The continuity in Hellenic strategic thinking was not merely in its specific borrowings of injunctions and details of maneuvers, but in attitudes of caution, prudence, cunning, and awareness of one's own limitations and of the possibility of risk and the random role of accidents in decisive combat; in short, in ways of thinking about waging war.

It is incorrect, while stressing the neglected Byzantine debt to earlier Greek military literature for the proclivity to or inspiration for warfare of delay, stratagems, and craft, to depreciate the distinctiveness of Byzantine strategies and tactics, especially those that scholars discern in the middle of the seventh century and later. But there has been neglect of earlier Greek strategic thought's contribution to and continuity with Byzantine military thought. After all, Clausewitz noted, in Vom Kriege, that principles of war are simple, that what is difficult is their implementation.

The general ideas about how to wage effective warfare while minimizing risks and casualities though mastery of timing and craft and subversion and indirect attack were already available in the extant corpus of strategic writings.

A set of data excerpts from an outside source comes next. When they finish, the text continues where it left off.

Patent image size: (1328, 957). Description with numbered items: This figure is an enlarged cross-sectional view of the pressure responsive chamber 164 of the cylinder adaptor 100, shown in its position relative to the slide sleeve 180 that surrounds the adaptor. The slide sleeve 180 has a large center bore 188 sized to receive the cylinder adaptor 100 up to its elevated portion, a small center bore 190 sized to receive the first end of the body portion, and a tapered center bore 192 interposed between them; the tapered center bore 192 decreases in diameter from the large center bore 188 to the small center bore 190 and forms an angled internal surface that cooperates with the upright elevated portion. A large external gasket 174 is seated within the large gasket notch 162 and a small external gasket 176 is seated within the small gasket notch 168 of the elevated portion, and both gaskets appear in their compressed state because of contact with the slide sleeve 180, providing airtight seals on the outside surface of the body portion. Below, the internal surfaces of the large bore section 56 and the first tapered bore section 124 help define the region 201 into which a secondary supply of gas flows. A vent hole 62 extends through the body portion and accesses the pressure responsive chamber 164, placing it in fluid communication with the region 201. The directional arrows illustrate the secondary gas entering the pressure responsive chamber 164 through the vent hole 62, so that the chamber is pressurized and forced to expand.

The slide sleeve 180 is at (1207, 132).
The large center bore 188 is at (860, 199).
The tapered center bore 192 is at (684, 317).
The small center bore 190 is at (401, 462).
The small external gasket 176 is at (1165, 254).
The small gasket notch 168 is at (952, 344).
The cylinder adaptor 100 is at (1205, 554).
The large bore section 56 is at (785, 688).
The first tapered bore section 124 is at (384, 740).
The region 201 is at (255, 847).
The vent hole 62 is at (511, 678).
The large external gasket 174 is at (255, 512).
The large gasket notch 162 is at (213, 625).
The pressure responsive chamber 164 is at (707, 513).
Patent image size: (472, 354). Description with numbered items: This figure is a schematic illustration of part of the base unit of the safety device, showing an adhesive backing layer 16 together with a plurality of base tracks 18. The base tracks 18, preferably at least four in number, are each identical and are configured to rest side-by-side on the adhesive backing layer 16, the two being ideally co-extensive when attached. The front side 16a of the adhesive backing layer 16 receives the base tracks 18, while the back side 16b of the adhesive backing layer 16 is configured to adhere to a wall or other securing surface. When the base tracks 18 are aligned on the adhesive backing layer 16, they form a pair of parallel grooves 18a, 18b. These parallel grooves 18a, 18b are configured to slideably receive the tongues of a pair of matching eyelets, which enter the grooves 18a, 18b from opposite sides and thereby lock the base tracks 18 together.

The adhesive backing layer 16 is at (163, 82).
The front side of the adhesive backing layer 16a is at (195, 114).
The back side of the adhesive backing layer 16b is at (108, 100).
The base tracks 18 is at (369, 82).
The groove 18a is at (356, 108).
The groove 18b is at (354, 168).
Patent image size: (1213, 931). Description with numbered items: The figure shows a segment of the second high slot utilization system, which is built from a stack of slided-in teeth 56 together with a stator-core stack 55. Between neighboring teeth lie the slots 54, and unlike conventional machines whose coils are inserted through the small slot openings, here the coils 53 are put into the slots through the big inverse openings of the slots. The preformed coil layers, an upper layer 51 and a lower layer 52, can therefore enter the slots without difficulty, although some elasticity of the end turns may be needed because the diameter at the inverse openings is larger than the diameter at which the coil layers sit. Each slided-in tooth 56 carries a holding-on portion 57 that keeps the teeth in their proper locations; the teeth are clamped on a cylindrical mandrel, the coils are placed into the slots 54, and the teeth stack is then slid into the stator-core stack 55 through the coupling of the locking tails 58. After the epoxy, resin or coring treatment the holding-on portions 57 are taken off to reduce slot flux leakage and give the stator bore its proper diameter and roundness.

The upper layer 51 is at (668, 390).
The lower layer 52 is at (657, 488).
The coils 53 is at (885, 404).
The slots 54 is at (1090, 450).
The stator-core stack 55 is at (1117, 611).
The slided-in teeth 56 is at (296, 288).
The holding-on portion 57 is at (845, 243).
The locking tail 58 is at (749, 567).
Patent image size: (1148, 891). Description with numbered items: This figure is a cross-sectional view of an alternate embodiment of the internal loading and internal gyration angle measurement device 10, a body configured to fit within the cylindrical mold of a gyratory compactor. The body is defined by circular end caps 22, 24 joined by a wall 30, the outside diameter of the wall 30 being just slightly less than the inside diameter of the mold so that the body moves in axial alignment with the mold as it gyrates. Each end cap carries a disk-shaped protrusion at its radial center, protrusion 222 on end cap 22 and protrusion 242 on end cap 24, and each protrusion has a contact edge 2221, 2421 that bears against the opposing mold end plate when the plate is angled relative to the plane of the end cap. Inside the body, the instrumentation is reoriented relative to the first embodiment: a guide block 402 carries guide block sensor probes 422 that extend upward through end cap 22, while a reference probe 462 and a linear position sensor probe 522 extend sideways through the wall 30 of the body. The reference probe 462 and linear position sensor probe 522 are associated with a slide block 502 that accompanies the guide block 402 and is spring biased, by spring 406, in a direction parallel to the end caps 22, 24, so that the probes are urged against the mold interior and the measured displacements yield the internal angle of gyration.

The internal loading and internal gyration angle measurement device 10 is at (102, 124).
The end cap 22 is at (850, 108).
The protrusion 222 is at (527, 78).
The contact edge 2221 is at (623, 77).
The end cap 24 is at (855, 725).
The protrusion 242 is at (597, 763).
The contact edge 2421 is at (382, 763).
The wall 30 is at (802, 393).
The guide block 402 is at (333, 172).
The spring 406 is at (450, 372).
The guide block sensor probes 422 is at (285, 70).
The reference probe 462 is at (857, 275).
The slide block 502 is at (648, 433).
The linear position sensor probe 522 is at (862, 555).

The challenge for the Byzantines in the military crises and conditions of diminished material and human resources of the seventh century and later was to adapt those precedents and principles to specific new conditions in a world with some changing military technologies.

The conviction that there was utility in using the mind to devise cunning stratagems, ruses, and techniques of war to wage war effectively yet cheaply was a two-edged inheritance from antiquity. It encouraged an admirable proclivity to use one's head in thinking about war, yet it also many times created a dangerous even disastrous over-confidence in the ability of the strategist to offset, through cleverness, quantitatively and perhaps also qualitatively superior material and human resources and power.